Desde el 10 de agosto de 1809, cuando Quito fue protagonista del primer grito de la independencia que le convirtió en Luz de América, se empezó a identificar, en ese entonces a la Real Audiencia de Quito, con una bandera roja con un aspa blanca. El 25 de mayo de 1822, luego de la batalla de Pichincha, se enarboló el tricolor colombiano: amarillo, azul y rojo. Diferentes circunstancias de la política y la vida nacional llevaron a que nuestro país cambie temporalmente de bandera hasta que el 26 de septiembre de 1860, el gobierno del presidente Gabriel García Moreno adoptó la bandera tricolor como emblema de nuestro país, decreto que fue ratificado en la Convención Nacional de 1861. Y, por decreto de gobierno de 1955, el 26 de septiembre se estableció como Día de la Bandera Nacional.
Esa es una breve síntesis del porqué nuestra patria tiene como símbolo principal a la bandera tricolor, a cuyos colores se les ha dado una serie de simbologías como que el amarillo representa el sol que abriga nuestros campos para madurar sus trigales; el azul, el límpido color de nuestros cielos, de nuestro mar territorial y los ríos que serpentean por nuestro suelo, mientras que el rojo, la sangre que ofrecieron nuestros héroes en el fragor de la contienda para darnos libertad y el fuego que sale de las entrañas de la tierra por el cráter de nuestros volcanes.
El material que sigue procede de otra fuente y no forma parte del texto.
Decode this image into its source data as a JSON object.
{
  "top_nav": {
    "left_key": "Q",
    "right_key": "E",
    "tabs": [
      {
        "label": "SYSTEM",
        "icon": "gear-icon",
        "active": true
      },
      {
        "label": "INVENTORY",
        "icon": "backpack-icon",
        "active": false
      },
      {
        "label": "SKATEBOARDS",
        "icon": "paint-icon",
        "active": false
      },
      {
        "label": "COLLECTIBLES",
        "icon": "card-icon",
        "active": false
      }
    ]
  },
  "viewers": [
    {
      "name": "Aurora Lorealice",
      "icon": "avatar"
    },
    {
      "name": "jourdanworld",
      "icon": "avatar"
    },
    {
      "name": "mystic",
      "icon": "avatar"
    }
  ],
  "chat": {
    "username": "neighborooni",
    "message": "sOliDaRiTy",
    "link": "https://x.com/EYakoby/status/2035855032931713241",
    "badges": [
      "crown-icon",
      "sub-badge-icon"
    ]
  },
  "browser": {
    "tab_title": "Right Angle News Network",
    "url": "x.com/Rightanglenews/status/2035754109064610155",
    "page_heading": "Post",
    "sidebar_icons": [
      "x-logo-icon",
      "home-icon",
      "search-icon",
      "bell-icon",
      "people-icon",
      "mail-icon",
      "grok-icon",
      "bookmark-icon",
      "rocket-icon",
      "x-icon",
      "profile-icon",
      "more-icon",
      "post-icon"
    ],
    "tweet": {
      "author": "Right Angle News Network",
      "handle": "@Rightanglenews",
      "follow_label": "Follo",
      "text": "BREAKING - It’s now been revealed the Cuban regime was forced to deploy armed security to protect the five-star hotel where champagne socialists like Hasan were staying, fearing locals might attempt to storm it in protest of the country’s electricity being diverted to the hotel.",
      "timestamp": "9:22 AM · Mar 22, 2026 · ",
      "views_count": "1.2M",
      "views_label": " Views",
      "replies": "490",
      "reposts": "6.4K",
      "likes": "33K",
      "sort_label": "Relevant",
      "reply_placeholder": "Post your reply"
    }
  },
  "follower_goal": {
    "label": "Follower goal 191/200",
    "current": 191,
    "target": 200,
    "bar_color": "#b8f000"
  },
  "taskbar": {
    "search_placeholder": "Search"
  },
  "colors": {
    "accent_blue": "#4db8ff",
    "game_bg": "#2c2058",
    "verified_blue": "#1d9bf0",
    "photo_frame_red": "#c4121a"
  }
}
Hoy celebramos el Día de la Bandera Tricolor, nuestro sagrado emblema que, en todos los colegios del país, será motivo de especial pleitesía, pues, aparte de elogiar su grandeza por lo que simboliza para la patria, los estudiantes que han sido ejemplo perseverante de estudio y han obtenido los más altos promedios al llegar a tercero de bachillerato, se sentirán honrados al recibir el Pabellón Nacional que los califica como los mejores alumnos de sus planteles. Las banderas de la ciudad y del colegio, recibirán quienes obtengan los puntajes inmediatos.
La manera práctica de honrar a nuestro sagrado tricolor es siendo buenos patriotas, esto es, ciudadanos dignos, responsables y anhelantes de ver un Ecuador mejor.